Trouvant à y satisfaire au mieux ses deux hobbies, il avait choisi depuis deux ans de vivre à Rouletenburg, ville d'eaux allemande réputée pour être la cité la plus gaie d'Europe. Rouletenburg ressemblait à Solénovodsk: semblables sources d'eau minérale, même foule paresseuse et oisive où personne ne connaît personne et ne s'intéresse à personne. Seules manquaient les montagnes, mais l'impression générale de provisoire, d'immédiat, de non-authentique était exactement la même. Pour Akhimas, une ville d'eaux était en quelque sorte un joli petit modèle réduit de la vie, réalisé à une échelle de 1/500 ou 1/1000. Un homme passe sur terre cinq cents mois, mille tout au plus s'il a de la chance, or on ne venait à Rouletenburg que pour un mois.
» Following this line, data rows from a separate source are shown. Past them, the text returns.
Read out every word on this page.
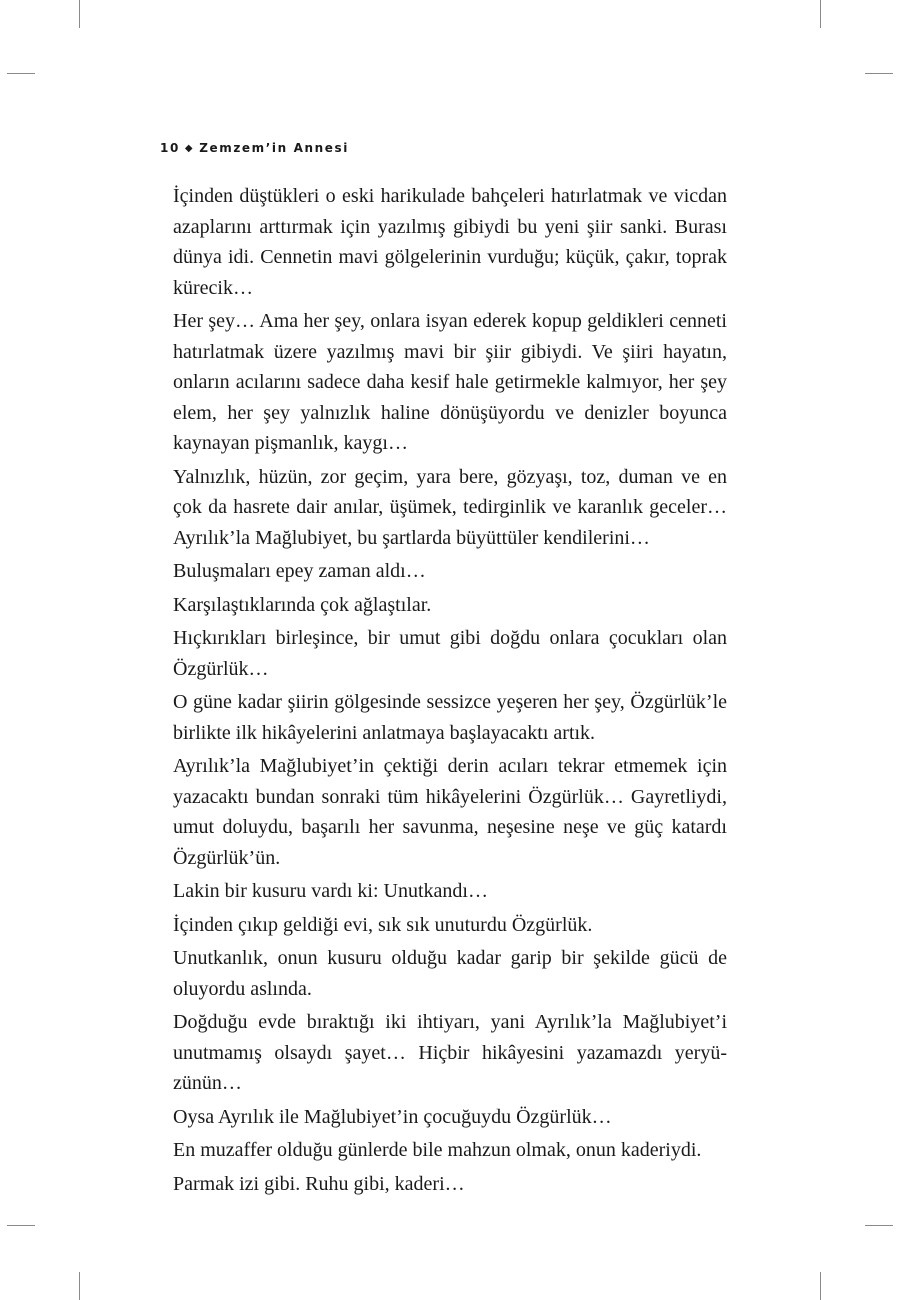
10 ◆ Zemzem’in Annesi

İçinden düştükleri o eski harikulade bahçeleri hatırlatmak ve vicdan azaplarını arttırmak için yazılmış gibiydi bu yeni şiir sanki. Burası dünya idi. Cennetin mavi gölgelerinin vurduğu; küçük, çakır, toprak kürecik…

Her şey… Ama her şey, onlara isyan ederek kopup geldikleri cenneti hatırlatmak üzere yazılmış mavi bir şiir gibiydi. Ve şiiri hayatın, onların acılarını sadece daha kesif hale getirmekle kalmıyor, her şey elem, her şey yalnızlık haline dönüşüyordu ve denizler boyunca kaynayan pişmanlık, kaygı…

Yalnızlık, hüzün, zor geçim, yara bere, gözyaşı, toz, duman ve en çok da hasrete dair anılar, üşümek, tedirginlik ve karanlık geceler… Ayrılık’la Mağlubiyet, bu şartlarda büyüttüler kendilerini…

Buluşmaları epey zaman aldı…

Karşılaştıklarında çok ağlaştılar.

Hıçkırıkları birleşince, bir umut gibi doğdu onlara çocukları olan Özgürlük…

O güne kadar şiirin gölgesinde sessizce yeşeren her şey, Özgürlük’le birlikte ilk hikâyelerini anlatmaya başlayacaktı artık.

Ayrılık’la Mağlubiyet’in çektiği derin acıları tekrar etmemek için yazacaktı bundan sonraki tüm hikâyelerini Özgürlük… Gayretliydi, umut doluydu, başarılı her savunma, neşesine neşe ve güç katardı Özgürlük’ün.

Lakin bir kusuru vardı ki: Unutkandı…

İçinden çıkıp geldiği evi, sık sık unuturdu Özgürlük.

Unutkanlık, onun kusuru olduğu kadar garip bir şekilde gücü de oluyordu aslında.

Doğduğu evde bıraktığı iki ihtiyarı, yani Ayrılık’la Mağlubiyet’i unutmamış olsaydı şayet… Hiçbir hikâyesini yazamazdı yeryüzünün…

Oysa Ayrılık ile Mağlubiyet’in çocuğuydu Özgürlük…

En muzaffer olduğu günlerde bile mahzun olmak, onun kaderiydi.

Parmak izi gibi. Ruhu gibi, kaderi…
Ce qui voulait dire que la vie d'un curiste durait en moyenne trente jours. C'est avec cette périodicité que se succédaient ici les générations, et cette durée comprenait tout : la joie de l'arrivée, les habitudes qui s'instauraient, les premiers signes d'ennui, la tristesse d'avoir à retourner dans le vrai monde, le monde grandeur nature. On vivait ici des aventures sans lendemain, des passions courtes mais intenses, on y avait ses célébrités passagères et ses événements de courte portée. Akhimas, quant à lui, était un spectateur permanent de ce théâtre de marionnettes. Il s'était fixé une durée de vie propre, différente de celle des autres.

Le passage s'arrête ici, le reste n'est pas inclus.